The original image has many of the same problems as the previous straight-out-of-the-camera shot. After I made similar adjustments, I found myself questioning the mood (due to the dull brownish water) of the image, as mood matters most in photographs. 

To change the mood, I changed the Color Balance (Image>Adjustments>Color Balance) by boosting Blue and Cyan. Yes, the egret took on a bluish cast, which I like because the end-result picture looks as though it could have been taken at night. 

As a final step, I used the Dodge tool to lighten the bubbles behind the magnificent bird. 


Here’s a favorite photo safari image. It captures an intimate moment between a mommy cheetah and her cute cubs. 

The original has one main problem: the animals are backlit and in the shade, resulting in a flat picture with little contrast and color. 
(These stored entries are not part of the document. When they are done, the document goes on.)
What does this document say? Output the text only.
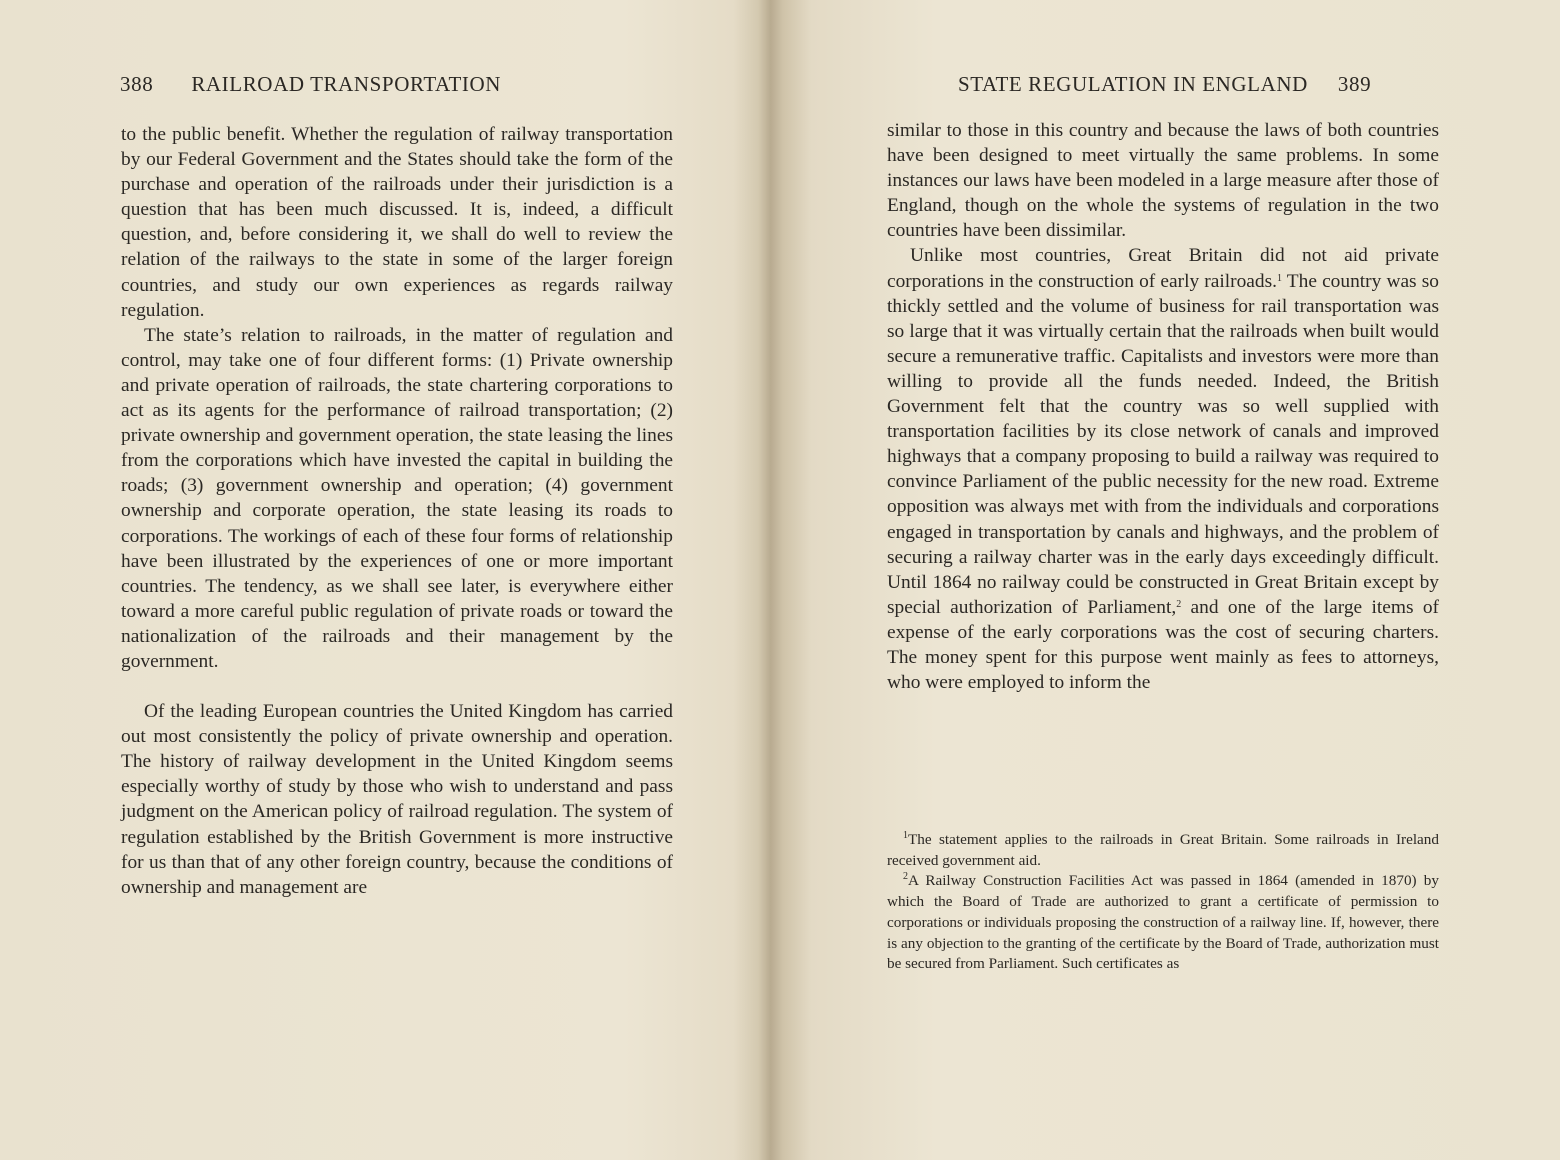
388 RAILROAD TRANSPORTATION

to the public benefit. Whether the regulation of railway transportation by our Federal Government and the States should take the form of the purchase and operation of the railroads under their jurisdiction is a question that has been much discussed. It is, indeed, a difficult question, and, before considering it, we shall do well to review the relation of the railways to the state in some of the larger foreign countries, and study our own experiences as regards railway regulation.

The state’s relation to railroads, in the matter of regulation and control, may take one of four different forms: (1) Private ownership and private operation of railroads, the state chartering corporations to act as its agents for the performance of railroad transportation; (2) private ownership and government operation, the state leasing the lines from the corporations which have invested the capital in building the roads; (3) government ownership and operation; (4) government ownership and corporate operation, the state leasing its roads to corporations. The workings of each of these four forms of relationship have been illustrated by the experiences of one or more important countries. The tendency, as we shall see later, is everywhere either toward a more careful public regulation of private roads or toward the nationalization of the railroads and their management by the government.

Of the leading European countries the United Kingdom has carried out most consistently the policy of private ownership and operation. The history of railway development in the United Kingdom seems especially worthy of study by those who wish to understand and pass judgment on the American policy of railroad regulation. The system of regulation established by the British Government is more instructive for us than that of any other foreign country, because the conditions of ownership and management are

STATE REGULATION IN ENGLAND 389

similar to those in this country and because the laws of both countries have been designed to meet virtually the same problems. In some instances our laws have been modeled in a large measure after those of England, though on the whole the systems of regulation in the two countries have been dissimilar.

Unlike most countries, Great Britain did not aid private corporations in the construction of early railroads.$^1$ The country was so thickly settled and the volume of business for rail transportation was so large that it was virtually certain that the railroads when built would secure a remunerative traffic. Capitalists and investors were more than willing to provide all the funds needed. Indeed, the British Government felt that the country was so well supplied with transportation facilities by its close network of canals and improved highways that a company proposing to build a railway was required to convince Parliament of the public necessity for the new road. Extreme opposition was always met with from the individuals and corporations engaged in transportation by canals and highways, and the problem of securing a railway charter was in the early days exceedingly difficult. Until 1864 no railway could be constructed in Great Britain except by special authorization of Parliament,$^2$ and one of the large items of expense of the early corporations was the cost of securing charters. The money spent for this purpose went mainly as fees to attorneys, who were employed to inform the

$^1$The statement applies to the railroads in Great Britain. Some railroads in Ireland received government aid.

$^2$A Railway Construction Facilities Act was passed in 1864 (amended in 1870) by which the Board of Trade are authorized to grant a certificate of permission to corporations or individuals proposing the construction of a railway line. If, however, there is any objection to the granting of the certificate by the Board of Trade, authorization must be secured from Parliament. Such certificates as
In looking at the original I asked myself these questions:

  • How can I convey that intimate moment most effectively? Cropping for a close-up was the answer. 
  • How can I fix the lighting? Adding Contrast and Vibrance in Camera Raw was the solution. 
  • How can I get a clearer image? Surprisingly, Dehaze in Camera Raw was the answer. 
  • How can I create a nice mood? Applying the Duplex filter in Nik Color Efex did the trick. 
  • How can I draw more attention to the animals? Applying the Darken/Lighten filter in Nik Color Efex let me achieve that goal. 

Well, my friends, have fun working and playing in Photoshop. Don’t delete. Remember that reality leaves a lot to the imagination, so enjoy your adventures in Photoshop.